Whether your car has an “idiot light” or a real temperature gauge, its designers deemed the engine’s water temperature important enough to monitor it continuously. After all, it wouldn’t do much good to have your engine’s water temperature checked only when you stop for gas. It’s much more likely that a problem will occur while you are on the road rather than when you are at the gas station.

Monitoring contamination of hydraulic fluid would at first seem to be much less critical than engine water temperature. After all, fluid usually becomes contaminated gradually, so monitoring its condition frequently enough can identify problems before they cause any real harm. Engine temperature, however, can increase quickly once a problem occurs. If a hose ruptures, the water pump gives out, or the radiator leaks, the engine can quickly overheat.

Contamination, under certain conditions, also can act quickly to cause catastrophic failure in a hydraulic system. For example, if a pump ingests enough air to cause serious cavitation, it can become inoperative within days. Or if a large quantity of water flows through a system, hydraulic fluid can lose its lubricity, which will result in rapid wear of components. If either of these events occurred a few weeks before a scheduled fluid analysis, the machine could undergo costly downtime.

Granted, these types of problems happen rarely. But if the equipment costs millions of dollars or works in an operation where downtime is measured in thousands of dollars per hour, it becomes practical to continuously monitor fluid cleanliness. Companies, then, are developing systems to monitor the cleanliness of hydraulic fluid continuously while a system is running.

One such prototype system routes pressurized fluid from the pump into a tube through which light is transmitted. When the fluid is clean and relatively free of air and water, a receptor detects the amount and pattern of light transmitted through the fluid.

As the fluid becomes more contaminated, the amount and diffraction of light transmitted through the tube changes. If undissolved water or air is present, the transmitted light becomes more scattered. Calibrating the receptor to these different conditions provides an instantaneous indication of the fluid’s condition. Therefore, appropriate and immediate action can prevent a potentially catastrophic failure.

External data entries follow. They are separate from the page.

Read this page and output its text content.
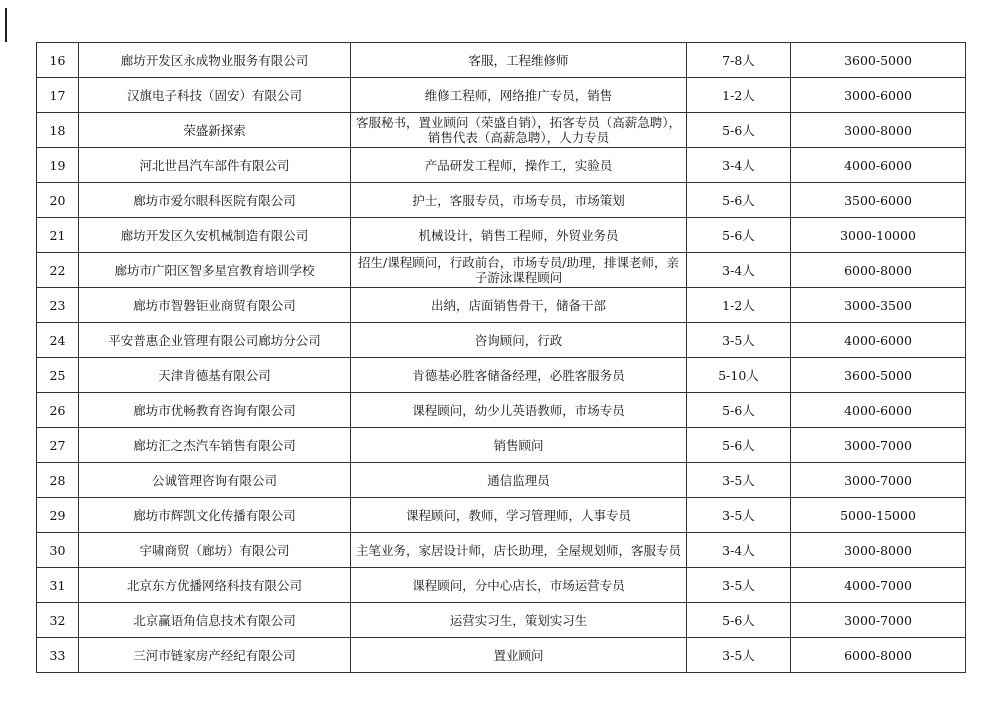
16	廊坊开发区永成物业服务有限公司	客服，工程维修师	7-8人	3600-5000
17	汉旗电子科技（固安）有限公司	维修工程师，网络推广专员，销售	1-2人	3000-6000
18	荣盛新探索	客服秘书，置业顾问（荣盛自销），拓客专员（高薪急聘），销售代表（高薪急聘），人力专员	5-6人	3000-8000
19	河北世昌汽车部件有限公司	产品研发工程师，操作工，实验员	3-4人	4000-6000
20	廊坊市爱尔眼科医院有限公司	护士，客服专员，市场专员，市场策划	5-6人	3500-6000
21	廊坊开发区久安机械制造有限公司	机械设计，销售工程师，外贸业务员	5-6人	3000-10000
22	廊坊市广阳区智多星宫教育培训学校	招生/课程顾问，行政前台，市场专员/助理，排课老师，亲子游泳课程顾问	3-4人	6000-8000
23	廊坊市智磐钜业商贸有限公司	出纳，店面销售骨干，储备干部	1-2人	3000-3500
24	平安普惠企业管理有限公司廊坊分公司	咨询顾问，行政	3-5人	4000-6000
25	天津肯德基有限公司	肯德基必胜客储备经理，必胜客服务员	5-10人	3600-5000
26	廊坊市优畅教育咨询有限公司	课程顾问，幼少儿英语教师，市场专员	5-6人	4000-6000
27	廊坊汇之杰汽车销售有限公司	销售顾问	5-6人	3000-7000
28	公诚管理咨询有限公司	通信监理员	3-5人	3000-7000
29	廊坊市辉凯文化传播有限公司	课程顾问，教师，学习管理师，人事专员	3-5人	5000-15000
30	宇啸商贸（廊坊）有限公司	主笔业务，家居设计师，店长助理，全屋规划师，客服专员	3-4人	3000-8000
31	北京东方优播网络科技有限公司	课程顾问，分中心店长，市场运营专员	3-5人	4000-7000
32	北京赢语角信息技术有限公司	运营实习生，策划实习生	5-6人	3000-7000
33	三河市链家房产经纪有限公司	置业顾问	3-5人	6000-8000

Another emerging technology enables users to go beyond particle counting and actually analyze wear debris. The system consists of hardware to generate digital photomicrographs and software to aid in analyzing the digital images. Once imported to a PC, images can be compared to those in an atlas of known wear debris using wear debris analysis software. The software also aids in characterizing descriptions, managing data, and generating reports. The analysis can be incorporated into maintenance and statistical process control software used for plant operation and quality assessment.